Wednesday, August 10, 2011

A House


10 August 2011

Sometimes we feel a little lonely and down due to our isolation here in Mbuji-Mayi.  Then the Lord reminds us that He knows we are here.


This is the week of the butterflies.  Most of them look like this one but there are others too.  Later the caterpillars will come and eat our plants.  


Though it is the dry season, we have flowers in our garden here.  The gardner is quite proud of the flowers he has planted.  This one just bloomed this week.


This little spider (yes spider) likes the flowers too.  The flowers attract the butterflies ... and you know the rest of the story.  "Said the spider to the (butter) fly"  Simba the gardner was removing cobwebs and I noticed something hanging on the web.  This spider looks like a little crab. 


The underside of our spider.  Count the legs.


This is a palm nut from which is extracted the dreaded palm oil.  Ann avoids foods with palm oil.  Here the Africans extract the oil by boiling these nuts and skimming the oil off the water.  I'm sure that big factories use a different process.  People here pop these nuts in the mouth, expel the soft shell, chew on the fibers inside, and then spit out the large nut.  I haven't tried one.


There's a large palm tree across the street through the electric wires.  

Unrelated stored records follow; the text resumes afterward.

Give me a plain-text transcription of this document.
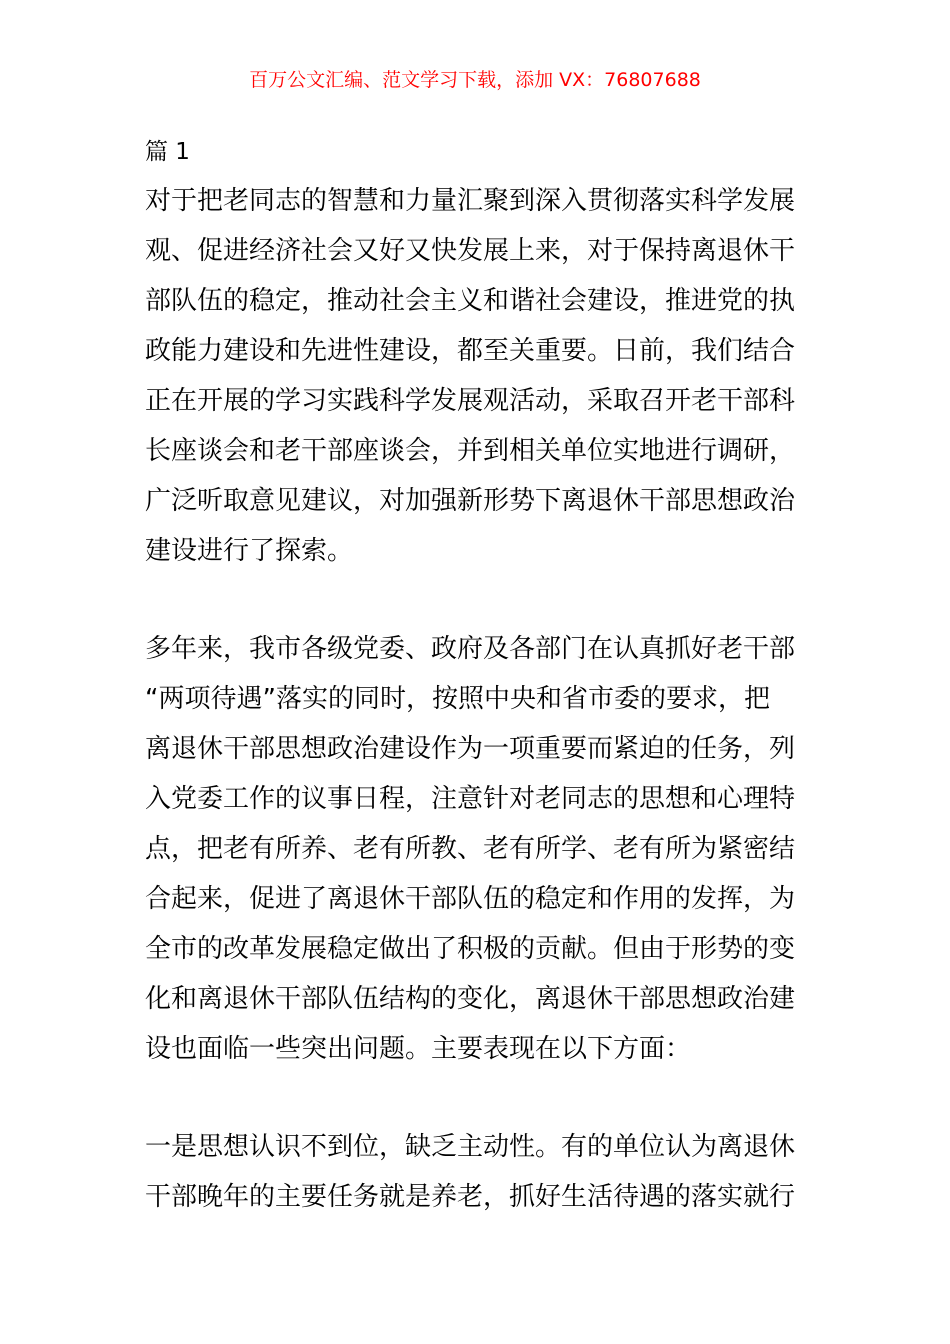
百万公文汇编、范文学习下载，添加 VX：76807688
篇 1
对于把老同志的智慧和力量汇聚到深入贯彻落实科学发展
观、促进经济社会又好又快发展上来，对于保持离退休干
部队伍的稳定，推动社会主义和谐社会建设，推进党的执
政能力建设和先进性建设，都至关重要。日前，我们结合
正在开展的学习实践科学发展观活动，采取召开老干部科
长座谈会和老干部座谈会，并到相关单位实地进行调研，
广泛听取意见建议，对加强新形势下离退休干部思想政治
建设进行了探索。
多年来，我市各级党委、政府及各部门在认真抓好老干部
“两项待遇”落实的同时，按照中央和省市委的要求，把
离退休干部思想政治建设作为一项重要而紧迫的任务，列
入党委工作的议事日程，注意针对老同志的思想和心理特
点，把老有所养、老有所教、老有所学、老有所为紧密结
合起来，促进了离退休干部队伍的稳定和作用的发挥，为
全市的改革发展稳定做出了积极的贡献。但由于形势的变
化和离退休干部队伍结构的变化，离退休干部思想政治建
设也面临一些突出问题。主要表现在以下方面：
一是思想认识不到位，缺乏主动性。有的单位认为离退休
干部晚年的主要任务就是养老，抓好生活待遇的落实就行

Our "blue house" in DayBreak solicited a comment from one of the Laputa sister missionaries who looked through our photo album.  Said she upon seeing this photo: "Is that a temple?"  

Granted that her knowledge of English was limited, I still found her comment insightful.  Yes, we do consider our "blue house" to be a temple.  We dedicated our home and asked the Lord to bless it and to protect it.  We do the Lord's work in this house: We welcome our family and cherish their visits.  We do genealogy in our "temple" house.  It's a temple with a small "t".  


This is a Temple with a capital "T".  It also welcomes families and seals generations together.  


This a our home in Mbuji-Mayi, Congo.  Before we saw it, Ann asked the Lord to provide a home with certain features.  She desired tile on the floors and walls.  She desired a home with a pleasant view.  She desired a home that would provide us safety.  The Lord provided for all her desires. (Check out "desires" in the scriptures.)   He gave us perhaps the nicest home in all of Mbuji-Mayi.  And He keeps blessing us.    We now have 24-hour electricity.  (Before we had no power during the day.)  We now have 'high speed' internet (with a small 'h' and single quotation marks).  (Before we couldn't use skype or magic-jack without echos and annoying delays.)  We no longer have odors coming from the bathrooms.  (We no longer use the "uni-sex urinal pictured in an earlier blog.  We had it repaired twice but it still leaked.)  Water is still a problem throughout the whole city.  A good brother fills our 13 yellow bidons (water jugs) and we flush with a large bucket and we take sponge baths with small bucket, kneeling in the tub. 

Life is good.  We especially love hearing from our family.  (Friends are good too.)

Not much in this blog other than we are thankful for His blessings.  He has pre-provided everything we need.  

dad and mom   

1 comment:

  1. I am interested given that I was born in mbujiMayi few years ago.